Pintasan.co, Yogyakarta – Hak cipta dan pembayaran royalti menjadi isu penting bagi musisi yang mengandalkan pendapatan dari karya mereka.

Banyak musisi merasa hak mereka belum diterima secara adil, sementara kesadaran masyarakat tentang pentingnya membayar royalti masih rendah.

Baru-baru ini, komunitas Jogja 90’s mengadakan diskusi dengan mengundang Pongki Barata, mantan vokalis Jikustik untuk membahas permasalahan royalti ini.
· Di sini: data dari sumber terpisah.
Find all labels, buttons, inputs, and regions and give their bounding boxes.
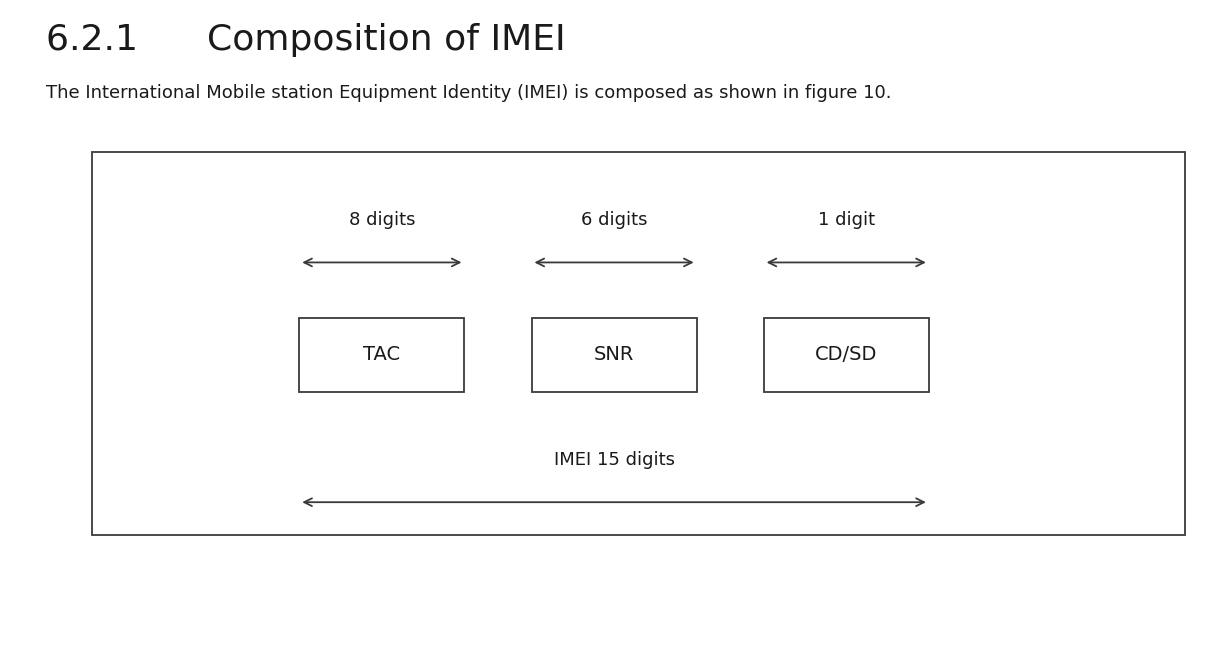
Bar bbox=[764, 318, 929, 392]
Text: IMEI 15 digits: IMEI 15 digits bbox=[554, 451, 675, 469]
Bar bbox=[92, 152, 1185, 535]
Text: CD/SD: CD/SD bbox=[815, 345, 877, 364]
Text: 1 digit: 1 digit bbox=[818, 211, 875, 229]
Text: SNR: SNR bbox=[594, 345, 634, 364]
Text: 6 digits: 6 digits bbox=[580, 211, 648, 229]
Text: 6.2.1      Composition of IMEI: 6.2.1 Composition of IMEI bbox=[46, 23, 566, 56]
Bar bbox=[532, 318, 697, 392]
Text: The International Mobile station Equipment Identity (IMEI) is composed as shown : The International Mobile station Equipme… bbox=[46, 84, 892, 102]
Text: 8 digits: 8 digits bbox=[348, 211, 415, 229]
Bar bbox=[299, 318, 464, 392]
Text: TAC: TAC bbox=[363, 345, 401, 364]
Menurutnya sistem dan aturan royalti di Indonesia menimbulkan kecemasan bagi para pelaku industri musik, seperti penyanyi, pencipta lagu, produser, dan sound engineer.

“Keresahan itu sebaiknya dijadikan dalam suatu wadah, dimana wadah itu bisa bersuara bulat agar mereka mendapatkan keadilan, walaupun keadilan yang sempurna saya kira agak susah, paling tidak keadilan itu mendekati ke arah yang sempurna,” ungkap Pongki. 

Wadah tersebut dibentuk untuk mencegah adanya pihak-pihak yang meremehkan atau merugikan orang lain.

Meskipun saat ini telah ada aturan mengenai pembagian royalti, masih terdapat celah yang memungkinkan terjadinya benturan antara berbagai pihak.

Celah tersebut adalah ketidaktahuan dan saling fokus pada kepentingannya masing-masing.  

“Yang fokus pada dirinya, tentu pasti akan bertabrakan dengan kepentingan orang lain yang memikirkan dirinya,” ujarnya. 

Oleh karena itu, menurutnya, penting untuk kembali ke cara lama yaitu duduk bersama dan saling mendengarkan keinginan masing-masing pihak guna mencapai kesepahaman visi.

“Sejauh ini, aturan hak cipta di Indonesia cukup mewakili mereka yang bergantung pada musik, meski demikian masih ada yang bertentangan atau salah menafsirkan aturan tersebut,” ujarnya. 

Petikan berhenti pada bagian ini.